Horticulture retail consultant Roger Crookes has said a passion for products being sold is essential for garden centres and their suppliers.
He told growers and retailers attending a British Protected Ornamentals Association meeting at Meadowcroft Garden Centre in Essex that they had to think like their customers.
"If you lose passion for your product you have to get it back," he said. "That passion will rub off on staff and customers."
Crookes suggested that messages in the media about the benefits of single flowers for wildlife could increase demand for these plants this year and that Union Jackthemed products would also sell more.
Among his suggestions for boosting sales were colourful background displays, painting benches and demonstrating how plants could be grown and displayed in the garden. Endcaps sold seven times more products than other displays and so it was important to make them work well, he added.

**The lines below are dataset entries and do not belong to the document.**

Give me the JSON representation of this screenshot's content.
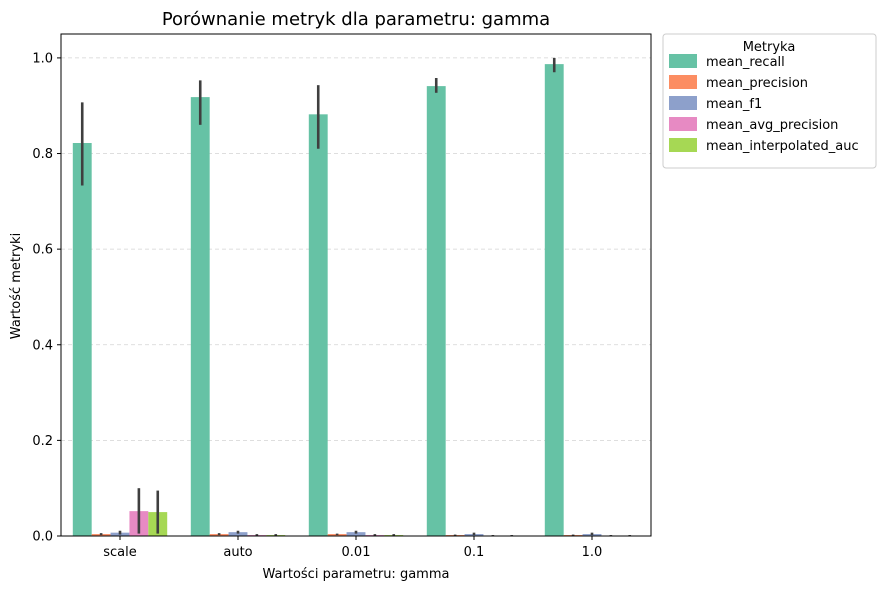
{
  "chart_data": {
    "type": "bar",
    "title": "Porównanie metryk dla parametru: gamma",
    "xlabel": "Wartości parametru: gamma",
    "ylabel": "Wartość metryki",
    "categories": [
      "scale",
      "auto",
      "0.01",
      "0.1",
      "1.0"
    ],
    "ylim": [
      0,
      1.05
    ],
    "yticks": [
      "0.0",
      "0.2",
      "0.4",
      "0.6",
      "0.8",
      "1.0"
    ],
    "grid": "horizontal dashed",
    "legend": {
      "title": "Metryka",
      "placement": "outside top-right"
    },
    "series": [
      {
        "name": "mean_recall",
        "color": "#66c2a5",
        "values": [
          0.822,
          0.918,
          0.882,
          0.941,
          0.987
        ],
        "err_low": [
          0.733,
          0.86,
          0.81,
          0.927,
          0.97
        ],
        "err_high": [
          0.907,
          0.953,
          0.943,
          0.958,
          1.0
        ]
      },
      {
        "name": "mean_precision",
        "color": "#fc8d62",
        "values": [
          0.004,
          0.004,
          0.004,
          0.002,
          0.002
        ],
        "err_low": [
          0.002,
          0.002,
          0.002,
          0.001,
          0.001
        ],
        "err_high": [
          0.006,
          0.006,
          0.005,
          0.003,
          0.003
        ]
      },
      {
        "name": "mean_f1",
        "color": "#8da0cb",
        "values": [
          0.007,
          0.008,
          0.008,
          0.004,
          0.004
        ],
        "err_low": [
          0.003,
          0.005,
          0.005,
          0.002,
          0.002
        ],
        "err_high": [
          0.011,
          0.011,
          0.011,
          0.007,
          0.007
        ]
      },
      {
        "name": "mean_avg_precision",
        "color": "#e78ac3",
        "values": [
          0.052,
          0.002,
          0.002,
          0.001,
          0.001
        ],
        "err_low": [
          0.005,
          0.0,
          0.0,
          0.0,
          0.0
        ],
        "err_high": [
          0.1,
          0.004,
          0.004,
          0.002,
          0.002
        ]
      },
      {
        "name": "mean_interpolated_auc",
        "color": "#a6d854",
        "values": [
          0.05,
          0.002,
          0.002,
          0.001,
          0.001
        ],
        "err_low": [
          0.005,
          0.0,
          0.0,
          0.0,
          0.0
        ],
        "err_high": [
          0.095,
          0.004,
          0.004,
          0.002,
          0.002
        ]
      }
    ]
  }
}
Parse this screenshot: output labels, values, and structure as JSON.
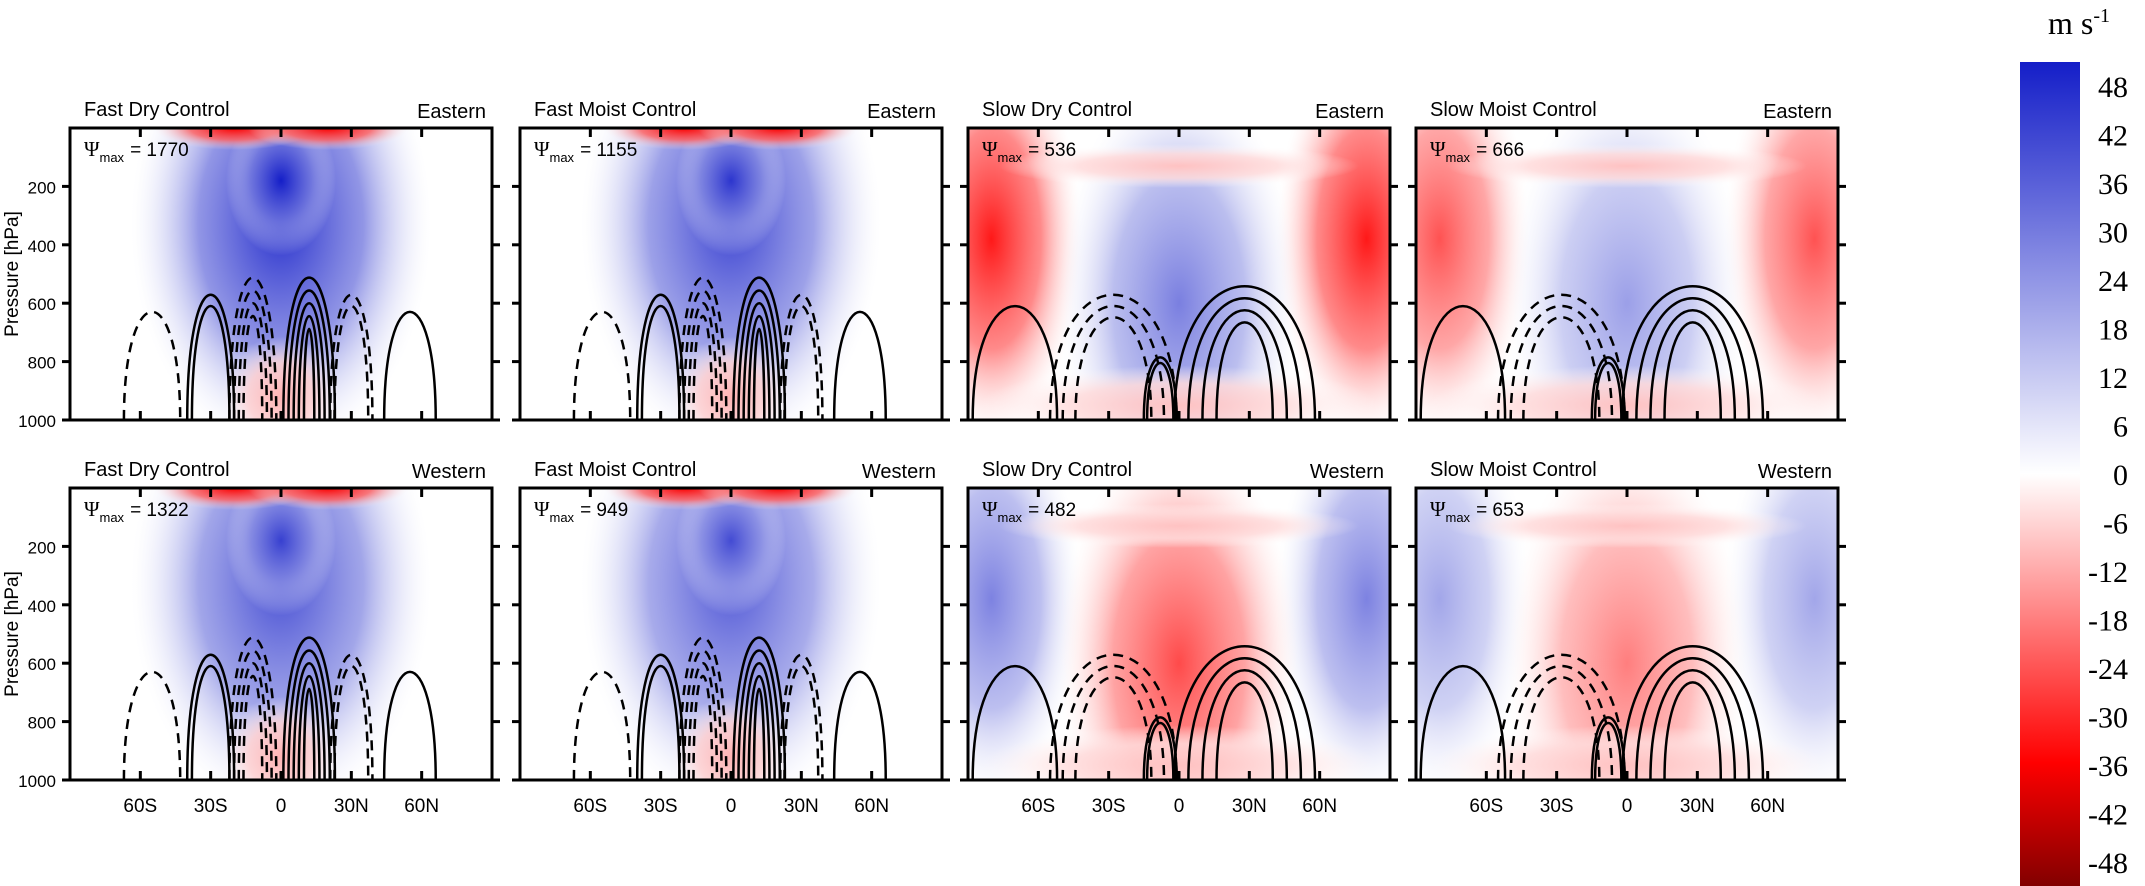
{
  "chart_data": {
    "type": "heatmap",
    "description_units": "m s-1",
    "colorbar": {
      "unit": "m s",
      "unit_exponent": "-1",
      "ticks": [
        "48",
        "42",
        "36",
        "30",
        "24",
        "18",
        "12",
        "6",
        "0",
        "-6",
        "-12",
        "-18",
        "-24",
        "-30",
        "-36",
        "-42",
        "-48"
      ],
      "vmin": -48,
      "vmax": 48
    },
    "xlabel_ticks": [
      "60S",
      "30S",
      "0",
      "30N",
      "60N"
    ],
    "x_tick_values": [
      -60,
      -30,
      0,
      30,
      60
    ],
    "xlim": [
      -90,
      90
    ],
    "ylabel": "Pressure [hPa]",
    "y_ticks": [
      "200",
      "400",
      "600",
      "800",
      "1000"
    ],
    "y_tick_values": [
      200,
      400,
      600,
      800,
      1000
    ],
    "ylim": [
      1000,
      0
    ],
    "psi_symbol": "Ψ",
    "psi_sub": "max",
    "panels": [
      {
        "title": "Fast Dry Control",
        "region": "Eastern",
        "psi_max": "1770",
        "psi_label": "= 1770",
        "regime": "fast",
        "sign": 1,
        "strength": 1.0
      },
      {
        "title": "Fast Moist Control",
        "region": "Eastern",
        "psi_max": "1155",
        "psi_label": "= 1155",
        "regime": "fast",
        "sign": 1,
        "strength": 0.9
      },
      {
        "title": "Slow Dry Control",
        "region": "Eastern",
        "psi_max": "536",
        "psi_label": "= 536",
        "regime": "slow",
        "sign": 1,
        "strength": 0.8
      },
      {
        "title": "Slow Moist Control",
        "region": "Eastern",
        "psi_max": "666",
        "psi_label": "= 666",
        "regime": "slow",
        "sign": 1,
        "strength": 0.6
      },
      {
        "title": "Fast Dry Control",
        "region": "Western",
        "psi_max": "1322",
        "psi_label": "= 1322",
        "regime": "fast",
        "sign": 1,
        "strength": 0.85
      },
      {
        "title": "Fast Moist Control",
        "region": "Western",
        "psi_max": "949",
        "psi_label": "= 949",
        "regime": "fast",
        "sign": 1,
        "strength": 0.8
      },
      {
        "title": "Slow Dry Control",
        "region": "Western",
        "psi_max": "482",
        "psi_label": "= 482",
        "regime": "slow",
        "sign": -1,
        "strength": 0.7
      },
      {
        "title": "Slow Moist Control",
        "region": "Western",
        "psi_max": "653",
        "psi_label": "= 653",
        "regime": "slow",
        "sign": -1,
        "strength": 0.5
      }
    ]
  }
}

"We need to be doing more than just selling a plant - people buy ideas," he said. "We need to show them what they can do. Gardens are getting smaller and the more we can show people how to garden in containers the better."
Crookes also pointed out that catering was now an important part of garden centre business.
"Good catering can mean people make visits once or twice a week, instead of once or twice a year," he said. "That's a lot of visits and catering is how garden centres have grown their business."
On the agenda - Sector advances
The British Protected Ornamentals Association event also included talks by LS Systems sales director Darren McDonald on water collection and storage equipment, ProVeg consultant Clare Dyson on new varieties of edible ornamentals and Seeds of Success commercial director Simon Whiteley, who presented his hardy petunia Vesuvio range that flowers from April to October and can overwinter for a second year.
There was also a tour of WD Smith & Son nursery, including its recently installed wood chip-fired biomass heating system.